Plötzlich drehte er sich um und rief einen Namen. Eine verschwommene Gestalt löste sich aus dem Dunkel.

»Ich dachte mir doch, daß Sie es sind«, sagte Mason. »Wie geht es denn?«

»Schlecht, Mr. Mason, sehr schlecht«, erwiderte eine weinerliche Stimme.

»Haben Sie Dr. Rudd heute nacht gesehen?«

»Den Polizeidoktor? Nein, Mr. Mason, wir haben ihn nicht gesehen. Niemand kommt die Gasse entlang. Alle fürchten sich, die Leute hier aufzuwecken!«

Wieder Kichern und höhnisches Lachen.

Vor Nr. 9 machte Mason halt. Ein Mann lehnte mit dem Rücken an der Haustür und schnarchte. Er hatte eine alte Decke über seine Knie gelegt, und irgendein Spaßvogel hatte eine leere Blechbüchse über seinem Kopf aufgehängt.

»Wenn sie nicht herunterfällt und ihn aufweckt, wird ihm der alte Wicks einen gehörigen Denkzettel geben, wenn er ihn hier findet!« meinte Mason. »Da reden die Leute immer über die Chinesen im Osten. Aber sie sind wirklich die einzigen anständigen Leute in Gallows Alley, mit Ausnahme des alten Gregory.«

Sie gingen den Weg zurück, den sie gekommen waren, und stießen wieder auf den Mann, mit dem Mason vorher gesprochen hatte.

»Weißgesicht ist heute abend wieder unterwegs, Mr. Mason«, sagte er.

»So?« entgegnete der Chefinspektor höflich.

»Sie behandeln uns nicht richtig, Mr. Mason. Sie kommen immer hierher und erwarten, daß wir alles für Sie auskundschaften sollen. Und wenn Sie uns besser behandelten, würden Sie auch etwas hören. Was ist denn mit dem alten Gregory los? Das wissen Sie nicht, wie? Und sonst weiß es auch niemand.«

Mit dieser geheimnisvollen Bemerkung verschwand er.

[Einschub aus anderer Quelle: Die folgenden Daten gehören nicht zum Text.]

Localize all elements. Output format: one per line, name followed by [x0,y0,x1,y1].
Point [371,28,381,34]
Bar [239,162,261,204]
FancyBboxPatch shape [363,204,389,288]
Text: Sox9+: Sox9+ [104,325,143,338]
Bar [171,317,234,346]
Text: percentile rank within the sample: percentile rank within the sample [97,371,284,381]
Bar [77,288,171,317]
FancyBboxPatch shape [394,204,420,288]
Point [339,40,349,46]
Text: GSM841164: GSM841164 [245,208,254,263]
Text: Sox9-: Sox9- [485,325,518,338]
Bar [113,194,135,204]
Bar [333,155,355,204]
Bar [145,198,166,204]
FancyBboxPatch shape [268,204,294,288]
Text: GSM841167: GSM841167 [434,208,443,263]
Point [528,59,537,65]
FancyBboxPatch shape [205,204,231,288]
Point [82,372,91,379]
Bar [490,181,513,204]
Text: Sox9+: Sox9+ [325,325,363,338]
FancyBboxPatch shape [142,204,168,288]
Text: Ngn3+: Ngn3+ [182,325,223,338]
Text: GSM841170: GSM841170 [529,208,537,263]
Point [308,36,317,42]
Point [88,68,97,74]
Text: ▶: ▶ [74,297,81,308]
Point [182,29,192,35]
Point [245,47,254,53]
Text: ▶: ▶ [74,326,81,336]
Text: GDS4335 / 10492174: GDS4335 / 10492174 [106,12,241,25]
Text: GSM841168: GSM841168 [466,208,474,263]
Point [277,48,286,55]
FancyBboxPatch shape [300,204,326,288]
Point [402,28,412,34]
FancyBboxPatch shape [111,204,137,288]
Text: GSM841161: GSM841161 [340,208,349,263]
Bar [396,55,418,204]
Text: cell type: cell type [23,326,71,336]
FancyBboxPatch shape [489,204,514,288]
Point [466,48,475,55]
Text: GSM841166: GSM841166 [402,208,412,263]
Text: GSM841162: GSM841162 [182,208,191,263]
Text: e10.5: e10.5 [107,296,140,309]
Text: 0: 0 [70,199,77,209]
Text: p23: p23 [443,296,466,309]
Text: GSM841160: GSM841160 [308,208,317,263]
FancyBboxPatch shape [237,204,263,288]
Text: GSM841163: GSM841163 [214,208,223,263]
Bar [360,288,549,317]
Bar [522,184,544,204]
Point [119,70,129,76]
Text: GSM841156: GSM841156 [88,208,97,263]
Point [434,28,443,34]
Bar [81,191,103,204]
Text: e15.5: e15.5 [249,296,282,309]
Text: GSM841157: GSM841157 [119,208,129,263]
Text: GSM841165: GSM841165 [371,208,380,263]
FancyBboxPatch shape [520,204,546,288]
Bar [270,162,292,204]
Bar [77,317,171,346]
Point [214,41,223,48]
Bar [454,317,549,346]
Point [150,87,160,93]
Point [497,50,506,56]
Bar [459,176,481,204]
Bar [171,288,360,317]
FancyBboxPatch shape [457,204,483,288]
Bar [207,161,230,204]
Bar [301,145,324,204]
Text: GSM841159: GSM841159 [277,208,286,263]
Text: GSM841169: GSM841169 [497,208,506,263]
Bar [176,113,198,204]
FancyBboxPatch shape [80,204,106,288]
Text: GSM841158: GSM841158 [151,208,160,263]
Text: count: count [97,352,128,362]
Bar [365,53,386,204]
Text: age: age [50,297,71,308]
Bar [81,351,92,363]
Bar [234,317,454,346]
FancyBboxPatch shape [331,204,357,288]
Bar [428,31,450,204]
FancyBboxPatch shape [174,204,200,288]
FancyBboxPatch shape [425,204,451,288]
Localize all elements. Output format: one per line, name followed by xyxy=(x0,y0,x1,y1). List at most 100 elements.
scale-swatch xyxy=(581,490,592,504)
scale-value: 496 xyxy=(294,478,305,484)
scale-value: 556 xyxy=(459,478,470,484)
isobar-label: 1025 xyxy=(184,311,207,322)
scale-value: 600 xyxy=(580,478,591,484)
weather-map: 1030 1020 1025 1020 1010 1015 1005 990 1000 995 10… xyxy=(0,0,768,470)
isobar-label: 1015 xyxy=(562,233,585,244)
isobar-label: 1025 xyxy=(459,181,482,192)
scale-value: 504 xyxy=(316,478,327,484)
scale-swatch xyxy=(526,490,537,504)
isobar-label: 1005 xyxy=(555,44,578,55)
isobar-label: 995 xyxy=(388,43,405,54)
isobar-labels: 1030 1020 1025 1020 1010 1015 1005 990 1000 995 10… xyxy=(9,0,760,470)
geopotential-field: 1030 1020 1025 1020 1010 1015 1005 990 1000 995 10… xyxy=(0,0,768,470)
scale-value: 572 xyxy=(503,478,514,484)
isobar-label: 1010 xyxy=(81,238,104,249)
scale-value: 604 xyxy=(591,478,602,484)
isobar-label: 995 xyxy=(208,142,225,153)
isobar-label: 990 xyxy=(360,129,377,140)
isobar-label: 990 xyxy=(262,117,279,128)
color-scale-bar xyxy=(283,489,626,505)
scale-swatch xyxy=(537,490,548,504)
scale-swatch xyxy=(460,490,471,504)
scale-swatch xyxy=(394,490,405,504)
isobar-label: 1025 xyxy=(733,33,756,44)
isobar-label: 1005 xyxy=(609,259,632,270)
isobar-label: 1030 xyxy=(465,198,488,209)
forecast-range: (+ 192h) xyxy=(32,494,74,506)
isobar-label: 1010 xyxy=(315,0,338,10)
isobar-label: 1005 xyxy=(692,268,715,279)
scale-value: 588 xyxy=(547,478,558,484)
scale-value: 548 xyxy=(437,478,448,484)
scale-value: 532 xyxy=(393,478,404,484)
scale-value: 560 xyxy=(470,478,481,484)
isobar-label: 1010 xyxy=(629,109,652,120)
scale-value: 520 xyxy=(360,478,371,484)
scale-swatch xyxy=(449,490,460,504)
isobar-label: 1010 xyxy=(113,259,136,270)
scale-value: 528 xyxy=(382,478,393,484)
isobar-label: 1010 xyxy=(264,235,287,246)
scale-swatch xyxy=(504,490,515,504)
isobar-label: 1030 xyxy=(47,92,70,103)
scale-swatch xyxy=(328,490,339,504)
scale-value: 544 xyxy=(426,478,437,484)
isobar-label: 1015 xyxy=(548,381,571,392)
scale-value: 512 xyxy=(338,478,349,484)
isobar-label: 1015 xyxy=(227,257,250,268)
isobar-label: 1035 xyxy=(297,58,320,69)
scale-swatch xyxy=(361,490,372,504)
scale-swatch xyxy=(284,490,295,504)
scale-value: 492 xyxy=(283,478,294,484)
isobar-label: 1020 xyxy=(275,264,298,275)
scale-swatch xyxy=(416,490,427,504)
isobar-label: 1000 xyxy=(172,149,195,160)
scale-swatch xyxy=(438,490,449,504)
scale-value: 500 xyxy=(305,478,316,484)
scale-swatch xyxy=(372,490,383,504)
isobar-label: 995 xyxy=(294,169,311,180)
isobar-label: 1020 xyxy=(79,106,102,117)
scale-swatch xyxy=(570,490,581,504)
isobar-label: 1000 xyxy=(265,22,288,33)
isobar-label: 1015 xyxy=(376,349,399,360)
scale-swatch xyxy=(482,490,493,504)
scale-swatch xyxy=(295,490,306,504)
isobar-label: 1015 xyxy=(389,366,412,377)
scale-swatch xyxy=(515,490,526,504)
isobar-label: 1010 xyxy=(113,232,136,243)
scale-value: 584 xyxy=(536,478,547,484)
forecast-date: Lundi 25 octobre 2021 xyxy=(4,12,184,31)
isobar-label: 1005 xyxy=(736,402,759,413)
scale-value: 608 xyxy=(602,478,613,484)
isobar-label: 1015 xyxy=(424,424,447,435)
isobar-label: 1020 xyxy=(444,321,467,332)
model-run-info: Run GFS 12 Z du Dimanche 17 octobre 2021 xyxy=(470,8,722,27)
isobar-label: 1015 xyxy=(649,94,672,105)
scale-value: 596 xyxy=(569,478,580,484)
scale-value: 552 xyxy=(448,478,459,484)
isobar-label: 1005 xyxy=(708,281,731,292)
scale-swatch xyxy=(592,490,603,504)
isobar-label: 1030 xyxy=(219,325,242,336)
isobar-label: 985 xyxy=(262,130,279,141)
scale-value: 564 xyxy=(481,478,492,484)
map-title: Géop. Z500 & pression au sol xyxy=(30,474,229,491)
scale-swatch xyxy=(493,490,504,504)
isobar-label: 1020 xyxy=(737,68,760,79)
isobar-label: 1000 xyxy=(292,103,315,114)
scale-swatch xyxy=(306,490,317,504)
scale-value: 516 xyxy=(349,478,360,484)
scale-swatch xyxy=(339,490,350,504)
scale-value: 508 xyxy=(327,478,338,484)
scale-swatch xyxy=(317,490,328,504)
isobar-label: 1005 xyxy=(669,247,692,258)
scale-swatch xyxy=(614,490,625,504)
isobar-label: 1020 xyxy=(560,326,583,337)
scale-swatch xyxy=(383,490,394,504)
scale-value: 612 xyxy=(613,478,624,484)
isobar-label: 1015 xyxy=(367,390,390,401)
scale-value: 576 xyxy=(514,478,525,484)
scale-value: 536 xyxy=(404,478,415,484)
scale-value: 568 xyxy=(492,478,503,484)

»Der Mann ist verrückt. Nein, ich kenne seinen Namen nicht. Aber er ist wirklich verrückt. Zum Teufel, was soll denn mit dem alten Gregory los sein?«

Mike wußte es auch nicht. Er kannte den Chauffeur natürlich, denn Gregory Wicks war eine stadtbekannte Persönlichkeit.

Mason wurde nervös. Ein Detektiv hat ein instinktives Empfinden dafür, ob das, was er hört, wahr ist. Und Mason hatte das Gefühl, daß hinter der Andeutung des Mannes etwas steckte. Denn von Gregory Wicks schlecht zu sprechen oder ihn gar zu verdächtigen, war in gewissem Sinne Verrat.